U.S. Senate confirms Hurwitz to 9th Circuit Court of Appeals
The U.S. Senate has confirmed an Arizona Supreme Court justice to a seat on the 9th U.S. Circuit Court of Appeals, which serves Washington, Oregon, Alaska, Idaho, Montana, Nevada, California and Arizona.
WASHINGTON — An Arizona Supreme Court justice has won Senate confirmation as a U.S. appellate judge despite conservatives' objections to his involvement in rulings that led to the 1973 Supreme Court decision legalizing abortion.
The Senate voted Tuesday to place Andrew David Hurwitz on the 9th U.S. Circuit Court of Appeals, which serves Washington, Oregon, Alaska, Idaho, Montana, Nevada, California and Arizona.
The Senate confirmed Hurwitz on a voice vote despite opposition from Republican opponents on Monday to bringing the nomination to a vote. Arizona's two Republican senators supported the nomination.
"Justice Hurwitz has proven himself to be not only a first-rate legal mind but a faithful public servant," Obama said in nominating Hurwitz late last year.
Republicans in the Senate tried to block the nominee with a filibuster, saying Hurwitz's work as a clerk to then-U.S. Supreme Court Justice Potter Stewart and subsequent backing of the decision that legalized abortion showed a misunderstanding of the proper role of the judicial system.
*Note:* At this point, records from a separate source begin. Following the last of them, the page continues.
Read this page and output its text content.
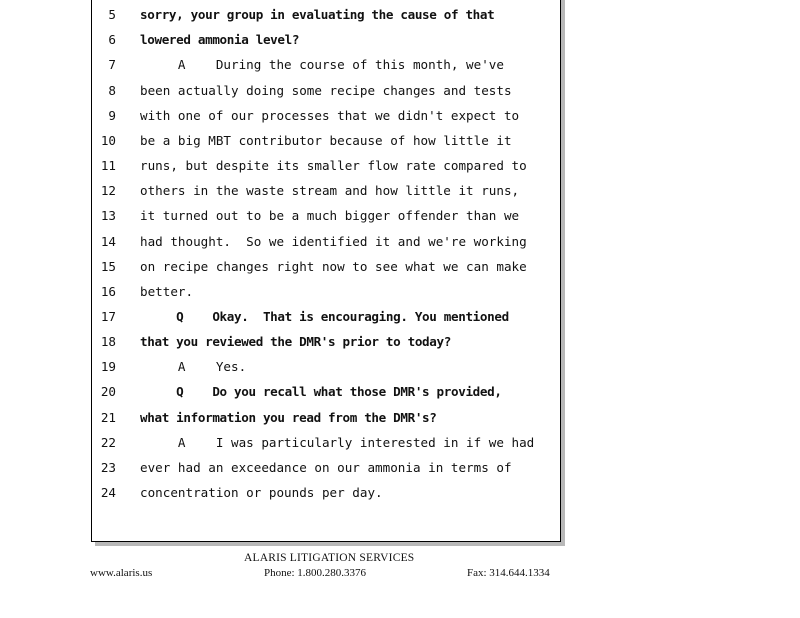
5 sorry, your group in evaluating the cause of that
6 lowered ammonia level?
7 A    During the course of this month, we've
8 been actually doing some recipe changes and tests
9 with one of our processes that we didn't expect to
10 be a big MBT contributor because of how little it
11 runs, but despite its smaller flow rate compared to
12 others in the waste stream and how little it runs,
13 it turned out to be a much bigger offender than we
14 had thought.  So we identified it and we're working
15 on recipe changes right now to see what we can make
16 better.
17 Q    Okay.  That is encouraging. You mentioned
18 that you reviewed the DMR's prior to today?
19 A    Yes.
20 Q    Do you recall what those DMR's provided,
21 what information you read from the DMR's?
22 A    I was particularly interested in if we had
23 ever had an exceedance on our ammonia in terms of
24 concentration or pounds per day.
ALARIS LITIGATION SERVICES
www.alaris.us	Phone: 1.800.280.3376	Fax: 314.644.1334
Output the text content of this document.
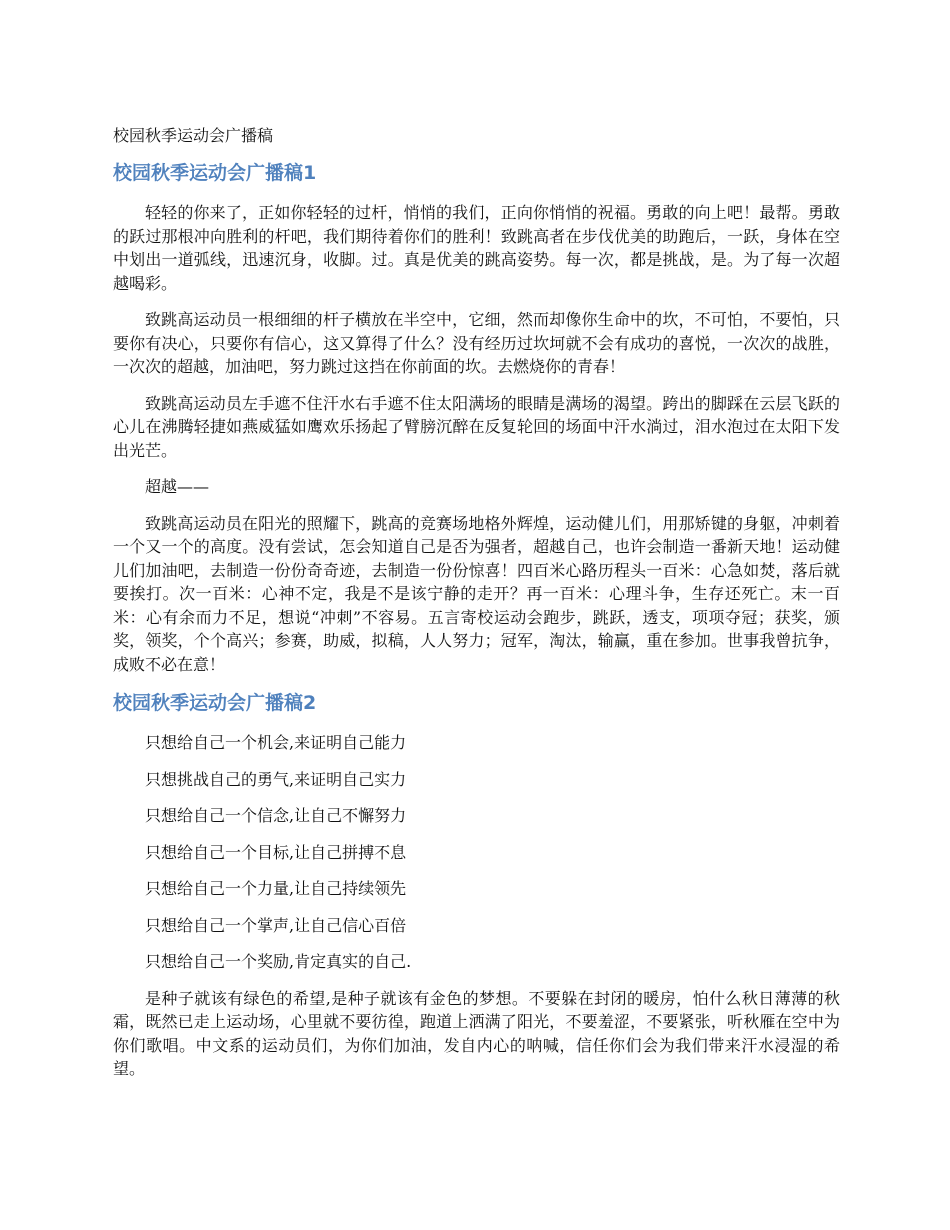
校园秋季运动会广播稿
校园秋季运动会广播稿1

轻轻的你来了，正如你轻轻的过杆，悄悄的我们，正向你悄悄的祝福。勇敢的向上吧！最帮。勇敢的跃过那根冲向胜利的杆吧，我们期待着你们的胜利！致跳高者在步伐优美的助跑后，一跃，身体在空中划出一道弧线，迅速沉身，收脚。过。真是优美的跳高姿势。每一次，都是挑战，是。为了每一次超越喝彩。

致跳高运动员一根细细的杆子横放在半空中，它细，然而却像你生命中的坎，不可怕，不要怕，只要你有决心，只要你有信心，这又算得了什么？没有经历过坎坷就不会有成功的喜悦，一次次的战胜，一次次的超越，加油吧，努力跳过这挡在你前面的坎。去燃烧你的青春！

致跳高运动员左手遮不住汗水右手遮不住太阳满场的眼睛是满场的渴望。跨出的脚踩在云层飞跃的心儿在沸腾轻捷如燕威猛如鹰欢乐扬起了臂膀沉醉在反复轮回的场面中汗水淌过，泪水泡过在太阳下发出光芒。

超越——

致跳高运动员在阳光的照耀下，跳高的竞赛场地格外辉煌，运动健儿们，用那矫键的身躯，冲刺着一个又一个的高度。没有尝试，怎会知道自己是否为强者，超越自己，也许会制造一番新天地！运动健儿们加油吧，去制造一份份奇奇迹，去制造一份份惊喜！四百米心路历程头一百米：心急如焚，落后就要挨打。次一百米：心神不定，我是不是该宁静的走开？再一百米：心理斗争，生存还死亡。末一百米：心有余而力不足，想说“冲刺”不容易。五言寄校运动会跑步，跳跃，透支，项项夺冠；获奖，颁奖，领奖，个个高兴；参赛，助威，拟稿，人人努力；冠军，淘汰，输赢，重在参加。世事我曾抗争，成败不必在意！

校园秋季运动会广播稿2

只想给自己一个机会,来证明自己能力

只想挑战自己的勇气,来证明自己实力

只想给自己一个信念,让自己不懈努力

只想给自己一个目标,让自己拼搏不息

只想给自己一个力量,让自己持续领先

只想给自己一个掌声,让自己信心百倍

只想给自己一个奖励,肯定真实的自己.

是种子就该有绿色的希望,是种子就该有金色的梦想。不要躲在封闭的暖房，怕什么秋日薄薄的秋霜，既然已走上运动场，心里就不要彷徨，跑道上洒满了阳光，不要羞涩，不要紧张，听秋雁在空中为你们歌唱。中文系的运动员们，为你们加油，发自内心的呐喊，信任你们会为我们带来汗水浸湿的希望。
"Mr. Hurwitz is not simply another liberal nominee," said Sen. Mike Lee, R-Utah, during this week's floor debate. "Mr. Hurwitz has sought to claim credit for one of the most controversial and constitutionally indefensible decisions in Supreme Court history: Roe v. Wade."
The 9th Circuit is among the most watched of the nation's federal appeals courts because of its often groundbreaking, and liberal-leaning, decisions.
The chairman of the Judiciary Committee, Sen. Patrick J. Leahy, D-Vt., called the GOP's attempt to block the nomination a "new low."
"An unfair campaign is being mounted by the extreme right against this outstanding nominee," Leahy said during the debate.
Obama has faced opposition from Republicans in the Senate over his nominees to the courts and other federal posts. The stalemate reached a peak this year as Republicans protested the White House's recess appointment of the president's choice to head a new consumer financial-protection bureau. Senate leaders reached an agreement to try to clear the backlog.
But judicial nominees still run into the roadblock of partisan ideology over the appropriate role of justices on the courts.
It was Hurwitz's tenure in the early 1970s as a Supreme Court clerk for Stewart, as well as a clerk to then-U.S. District Court Judge Jon Newman in Connecticut, that set off conservative GOP opposition. At the time, Newman, who is now a judge on the U.S. 2nd District Court of Appeals, wrote a decision in a case that became a precursor to Roe v. Wade.
Republicans criticized Hurwitz for continuing to write with "fondness," as Lee put it, about his work on the cases covering abortion rights.
Hurwitz is a Yale Law School graduate who has served on the Arizona Supreme Court since 2003. Before that, he worked in the public and private sectors and was chief of staff to former Arizona Gov. Bruce Babbitt and, briefly, to Gov. Rose Mofford, both Democrats.